Simply put, gamification is the use of gaming elements in a non-game setting such as a classroom. The purpose of gamification is to motivate learners/participants and to change their behaviors. How do game elements motivate people? They engage them by triggering their sense of competition and motivate them by rewarding them for task mastery and productivity.
For instance, Everything2 is a great example of a gamified writing site that has adopted some elements of role playing games to motivate noders to contribute their work to the site. The Iron Noder challenge many of us are participating in is very much a mini-game within the overall gamified structure of the site: we get site rewards (GP) for producing a certain number of writeups, and someone will get a monetary reward for the best humorous writeup.

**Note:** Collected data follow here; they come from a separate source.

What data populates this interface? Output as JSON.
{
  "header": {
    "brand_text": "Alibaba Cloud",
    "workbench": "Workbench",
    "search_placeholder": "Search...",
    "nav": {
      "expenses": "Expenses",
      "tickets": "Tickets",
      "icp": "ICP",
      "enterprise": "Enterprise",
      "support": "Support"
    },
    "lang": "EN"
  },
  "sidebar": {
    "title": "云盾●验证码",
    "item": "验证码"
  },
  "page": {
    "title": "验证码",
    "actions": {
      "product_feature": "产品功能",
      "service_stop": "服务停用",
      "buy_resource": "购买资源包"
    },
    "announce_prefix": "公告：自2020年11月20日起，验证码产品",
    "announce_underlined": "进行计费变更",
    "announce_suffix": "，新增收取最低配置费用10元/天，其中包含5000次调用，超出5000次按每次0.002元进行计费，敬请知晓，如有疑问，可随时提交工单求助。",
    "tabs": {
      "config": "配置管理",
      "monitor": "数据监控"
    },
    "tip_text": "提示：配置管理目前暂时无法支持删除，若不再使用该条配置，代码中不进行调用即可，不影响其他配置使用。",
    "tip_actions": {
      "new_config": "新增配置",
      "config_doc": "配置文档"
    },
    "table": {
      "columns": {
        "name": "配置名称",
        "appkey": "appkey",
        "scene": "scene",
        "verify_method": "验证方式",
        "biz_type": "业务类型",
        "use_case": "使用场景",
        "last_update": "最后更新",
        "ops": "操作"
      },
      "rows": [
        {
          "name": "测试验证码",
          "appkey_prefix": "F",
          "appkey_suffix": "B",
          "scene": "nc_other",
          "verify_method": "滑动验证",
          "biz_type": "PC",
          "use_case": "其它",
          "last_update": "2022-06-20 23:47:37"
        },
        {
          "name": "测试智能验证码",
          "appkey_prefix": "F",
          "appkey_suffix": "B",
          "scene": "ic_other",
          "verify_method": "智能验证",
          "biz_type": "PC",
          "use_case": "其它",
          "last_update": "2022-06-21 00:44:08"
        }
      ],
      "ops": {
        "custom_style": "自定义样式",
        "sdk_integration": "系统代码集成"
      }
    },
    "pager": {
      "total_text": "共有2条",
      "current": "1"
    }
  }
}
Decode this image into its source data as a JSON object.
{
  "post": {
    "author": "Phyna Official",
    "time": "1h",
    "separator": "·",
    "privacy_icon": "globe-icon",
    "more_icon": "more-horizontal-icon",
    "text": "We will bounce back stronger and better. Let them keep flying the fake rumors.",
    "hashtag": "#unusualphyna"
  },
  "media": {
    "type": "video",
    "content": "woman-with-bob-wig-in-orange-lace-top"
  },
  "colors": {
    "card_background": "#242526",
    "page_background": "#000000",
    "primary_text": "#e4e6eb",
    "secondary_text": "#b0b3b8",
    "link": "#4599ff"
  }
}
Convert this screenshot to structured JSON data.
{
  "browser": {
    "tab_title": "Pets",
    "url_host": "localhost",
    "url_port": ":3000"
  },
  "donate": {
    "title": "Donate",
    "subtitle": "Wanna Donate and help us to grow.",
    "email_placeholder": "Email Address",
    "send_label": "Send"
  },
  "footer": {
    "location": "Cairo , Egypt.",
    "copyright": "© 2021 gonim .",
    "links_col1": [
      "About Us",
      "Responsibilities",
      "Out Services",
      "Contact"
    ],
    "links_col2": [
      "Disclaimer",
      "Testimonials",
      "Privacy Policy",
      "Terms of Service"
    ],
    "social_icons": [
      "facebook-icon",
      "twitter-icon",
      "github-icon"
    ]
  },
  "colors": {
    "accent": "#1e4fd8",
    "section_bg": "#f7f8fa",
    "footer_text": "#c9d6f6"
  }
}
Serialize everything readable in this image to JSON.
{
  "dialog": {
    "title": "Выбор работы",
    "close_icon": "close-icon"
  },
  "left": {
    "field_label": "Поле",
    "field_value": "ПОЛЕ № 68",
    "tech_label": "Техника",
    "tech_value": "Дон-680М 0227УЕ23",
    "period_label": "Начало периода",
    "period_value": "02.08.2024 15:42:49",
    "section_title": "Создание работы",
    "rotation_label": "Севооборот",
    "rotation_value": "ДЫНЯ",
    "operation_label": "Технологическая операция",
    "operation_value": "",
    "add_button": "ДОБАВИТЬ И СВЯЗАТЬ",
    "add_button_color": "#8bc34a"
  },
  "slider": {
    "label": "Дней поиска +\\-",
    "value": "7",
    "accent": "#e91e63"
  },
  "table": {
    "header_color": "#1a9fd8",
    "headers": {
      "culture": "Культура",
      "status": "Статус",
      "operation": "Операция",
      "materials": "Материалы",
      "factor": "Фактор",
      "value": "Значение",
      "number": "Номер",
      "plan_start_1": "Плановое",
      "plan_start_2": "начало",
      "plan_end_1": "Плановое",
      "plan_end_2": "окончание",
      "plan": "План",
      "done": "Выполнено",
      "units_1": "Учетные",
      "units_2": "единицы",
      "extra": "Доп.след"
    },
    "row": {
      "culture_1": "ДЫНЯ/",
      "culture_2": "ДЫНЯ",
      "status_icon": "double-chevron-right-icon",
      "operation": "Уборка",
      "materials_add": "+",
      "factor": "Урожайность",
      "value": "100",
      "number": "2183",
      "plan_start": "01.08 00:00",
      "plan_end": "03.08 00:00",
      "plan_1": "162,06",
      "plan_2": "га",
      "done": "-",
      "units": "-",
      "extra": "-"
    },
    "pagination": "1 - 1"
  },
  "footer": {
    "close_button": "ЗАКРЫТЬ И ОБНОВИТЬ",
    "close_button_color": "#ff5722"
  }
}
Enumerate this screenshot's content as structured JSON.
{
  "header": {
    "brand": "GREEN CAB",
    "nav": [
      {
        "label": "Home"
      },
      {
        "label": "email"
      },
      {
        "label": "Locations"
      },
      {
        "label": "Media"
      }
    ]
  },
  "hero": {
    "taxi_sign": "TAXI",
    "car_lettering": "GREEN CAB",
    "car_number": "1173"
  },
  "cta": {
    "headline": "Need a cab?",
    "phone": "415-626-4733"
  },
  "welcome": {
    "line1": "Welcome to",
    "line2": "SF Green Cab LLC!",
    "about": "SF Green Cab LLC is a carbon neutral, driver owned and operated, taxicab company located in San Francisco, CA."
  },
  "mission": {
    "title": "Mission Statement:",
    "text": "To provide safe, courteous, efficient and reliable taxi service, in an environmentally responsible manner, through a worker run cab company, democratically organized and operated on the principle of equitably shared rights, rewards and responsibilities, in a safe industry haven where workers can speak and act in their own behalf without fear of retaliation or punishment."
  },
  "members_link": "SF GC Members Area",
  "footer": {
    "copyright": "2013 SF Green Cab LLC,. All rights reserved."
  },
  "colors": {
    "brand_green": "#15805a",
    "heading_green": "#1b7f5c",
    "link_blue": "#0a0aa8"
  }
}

This is very clearly a contest (game) designed to motivate us to write well (task mastery) and often (productivity).
The overall goal for any kind of gamification is to make activities fun through awarding points or badges, recognizing players through leaderboards, etc. Other game mechanics used in gamification include:
- Achieving levels
- Completing quests
- Winning virtual goods
- Being able to give virtual gifts to other players
- Generating real-world money for charities
- Creating and reinforcing online friendships and other social connections
Gamification has become a pretty big buzzword in education over the past few years. It is related to (but distinct from) game-based learning, which is the use of a game to learn specific concepts or skills. There's not a very clear line between the two; a gamified course might very well use an educational game as a gamification element in the curriculum. But unlike game-based learning, gamification does not need to involve specific learning outcomes; the goals are to motivate, engage, and change learner behaviors.